When this migration of cartoons to TV finally occurred during the 1950s, a taxonomy of commercials was established. Commercials had an average length of 1 minute and were typically animated. They featured jingles (usually full, original songs) and a steady stream of declarative information about the products and the stories used to tell them. Let’s take a look at few commercials and see how quickly they adopted fairy tale iconography.

This Bab-O Cleaner commercial is a textbook example of the 1950s television commercial. But even more interesting (for the purposes of this blog, anyway) is that this commercial acted as a primer for the series of Bab-O spots that would follow it–a series that featured figures from history and fairy tales interacting with the product. Below we see how Cinderella meshes with the 50s era TV commercial style.

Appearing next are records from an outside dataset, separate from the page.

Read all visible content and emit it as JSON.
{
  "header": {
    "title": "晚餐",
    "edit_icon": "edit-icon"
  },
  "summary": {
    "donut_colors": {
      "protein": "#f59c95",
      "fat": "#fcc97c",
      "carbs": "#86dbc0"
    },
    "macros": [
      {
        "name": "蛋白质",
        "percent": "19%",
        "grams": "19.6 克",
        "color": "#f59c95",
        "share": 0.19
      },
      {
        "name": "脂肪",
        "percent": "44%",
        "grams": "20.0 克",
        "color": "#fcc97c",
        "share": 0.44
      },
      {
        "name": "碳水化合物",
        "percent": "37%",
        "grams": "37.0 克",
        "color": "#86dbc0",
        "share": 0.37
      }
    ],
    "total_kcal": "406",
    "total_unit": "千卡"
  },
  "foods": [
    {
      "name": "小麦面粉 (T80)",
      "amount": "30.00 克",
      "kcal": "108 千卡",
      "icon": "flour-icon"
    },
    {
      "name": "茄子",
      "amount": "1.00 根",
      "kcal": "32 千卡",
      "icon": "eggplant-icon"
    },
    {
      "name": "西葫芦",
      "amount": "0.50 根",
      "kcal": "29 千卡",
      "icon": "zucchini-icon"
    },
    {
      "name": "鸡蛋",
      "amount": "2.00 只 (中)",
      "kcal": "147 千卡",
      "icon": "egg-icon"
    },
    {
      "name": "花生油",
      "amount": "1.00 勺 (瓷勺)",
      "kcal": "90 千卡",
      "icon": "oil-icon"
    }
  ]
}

Integrating fairy tale motifs was handled without much elegance in the 50s. The figures of Cinderella’s world use the same language and style as the declarative copy used in the first ad in the campaign. The fairy tale figures are secondary (by a long shot) to the goal of explaining what a product is and what it can do for the American shopper. Cinderella is inserted into a commercial and is nothing more than a familiar name. The same is essentially true of Pocahontas and John Smith’s inclusion in a later Bab-O commercial.

This sloppy combination of ads and fairy tales wasn’t a localized problem for Bab-O. Submitted for your viewing is a 1952 commercial for Halo Shampoo featuring Goldilocks and the 3 Bears.

Again, the idea of a folk lore or fairy tale figure was repeated for this campaign, including other inelegant uses of mermaids, elves, and (again) Cinderella.

In her 1997 article “Fairy Tale Motifs in Advertising,” Patricia Baubeta attempts to answer the question of why advertisers so quickly turned to fairy tale iconography and why they continue to decade after decade. She points out fairy tale figures are familiar, cute, and feel-good, but there is a factor even more important:

“If we ask why advertisers use fairy tale motifs, the answer is obvious. Because they work.”